2 Responses to Thumbs up for PLSA’s Retirement Living Standards

  1. John Mather says:

    Henry
    What on earth is the use of these animations? No call for action
    Perhaps they should say what an annuity would cost to buy these modest pensions Perhaps account for RPI on future income for a 30 years in retirement ending with £100,000 of care costs for 1:4

    Then see how much the contribution is required to achieve this and then work out how to deal with the requirement left over after using up the lifetime allowance

    No wonder so many people have Oreo pensions outcomes if this is the replacement offered for a real qualified adviser

    Who funds this organisation?

  2. Peter Tompkins says:

    Interesting approach.
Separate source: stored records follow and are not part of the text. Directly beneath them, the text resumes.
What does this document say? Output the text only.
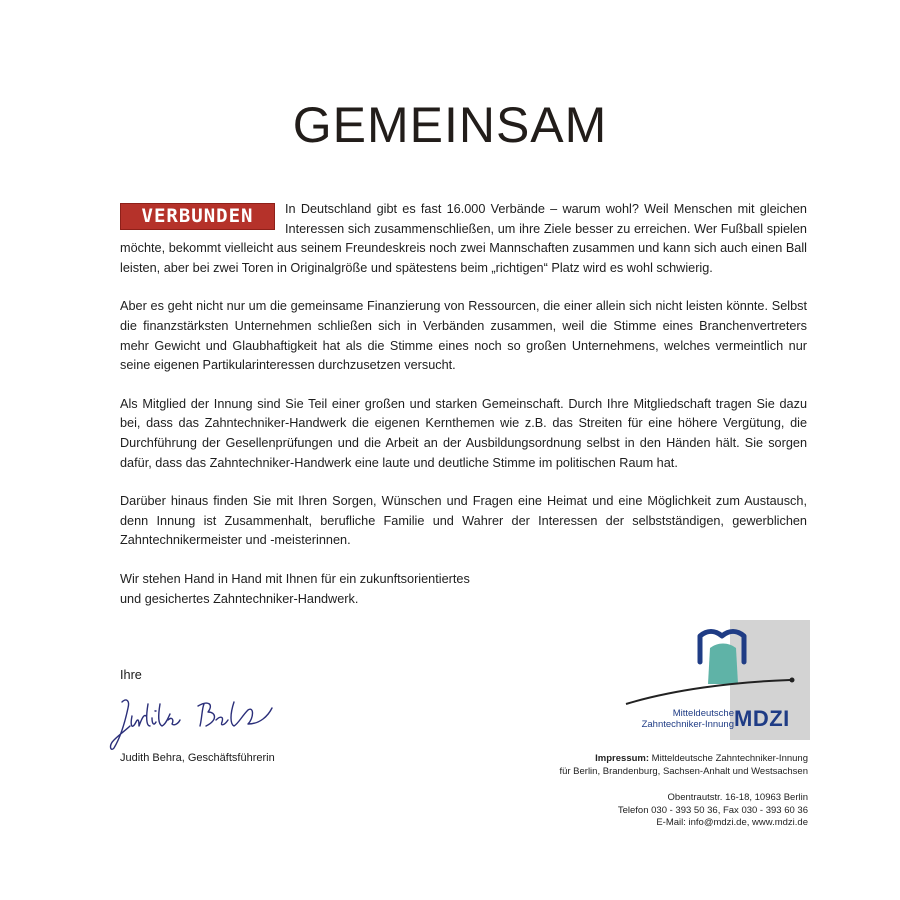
GEMEINSAM

VERBUNDEN	In Deutschland gibt es fast 16.000 Verbände – warum wohl? Weil Menschen mit gleichen Interessen sich zusammenschließen, um ihre Ziele besser zu erreichen. Wer Fußball spielen möchte, bekommt vielleicht aus seinem Freundeskreis noch zwei Mannschaften zusammen und kann sich auch einen Ball leisten, aber bei zwei Toren in Originalgröße und spätestens beim „richtigen“ Platz wird es wohl schwierig.

Aber es geht nicht nur um die gemeinsame Finanzierung von Ressourcen, die einer allein sich nicht leisten könnte. Selbst die finanzstärksten Unternehmen schließen sich in Verbänden zusammen, weil die Stimme eines Branchenvertreters mehr Gewicht und Glaubhaftigkeit hat als die Stimme eines noch so großen Unternehmens, welches vermeintlich nur seine eigenen Partikularinteressen durchzusetzen versucht.

Als Mitglied der Innung sind Sie Teil einer großen und starken Gemeinschaft. Durch Ihre Mitgliedschaft tragen Sie dazu bei, dass das Zahntechniker-Handwerk die eigenen Kernthemen wie z.B. das Streiten für eine höhere Vergütung, die Durchführung der Gesellenprüfungen und die Arbeit an der Ausbildungsordnung selbst in den Händen hält. Sie sorgen dafür, dass das Zahntechniker-Handwerk eine laute und deutliche Stimme im politischen Raum hat.

Darüber hinaus finden Sie mit Ihren Sorgen, Wünschen und Fragen eine Heimat und eine Möglichkeit zum Austausch, denn Innung ist Zusammenhalt, berufliche Familie und Wahrer der Interessen der selbstständigen, gewerblichen Zahntechnikermeister und -meisterinnen.

Wir stehen Hand in Hand mit Ihnen für ein zukunftsorientiertes
und gesichertes Zahntechniker-Handwerk.

Ihre
Judith Behra, Geschäftsführerin
Mitteldeutsche
Zahntechniker-Innung MDZI
Impressum: Mitteldeutsche Zahntechniker-Innung
für Berlin, Brandenburg, Sachsen-Anhalt und Westsachsen
Obentrautstr. 16-18, 10963 Berlin
Telefon 030 - 393 50 36, Fax 030 - 393 60 36
E-Mail: info@mdzi.de, www.mdzi.de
At least it is trying to build up the target scientifically.

    These thoughts need to happen in our 20s and 30s to give us the kind of goal we ought to set. But then at the other end people really need help to work out what they’ve got and then to trim or expand their budgets accordingly. For some that will mean skimping – letting a car run a couple of years longer or putting off some redecorating. For others it will mean giving a helping hand to the kids or grandkids. I think the AgeWage need is more to help set budgetary expectations with what you have got. But there is always the need for the Avivas of this world to sell the proper informed early planning.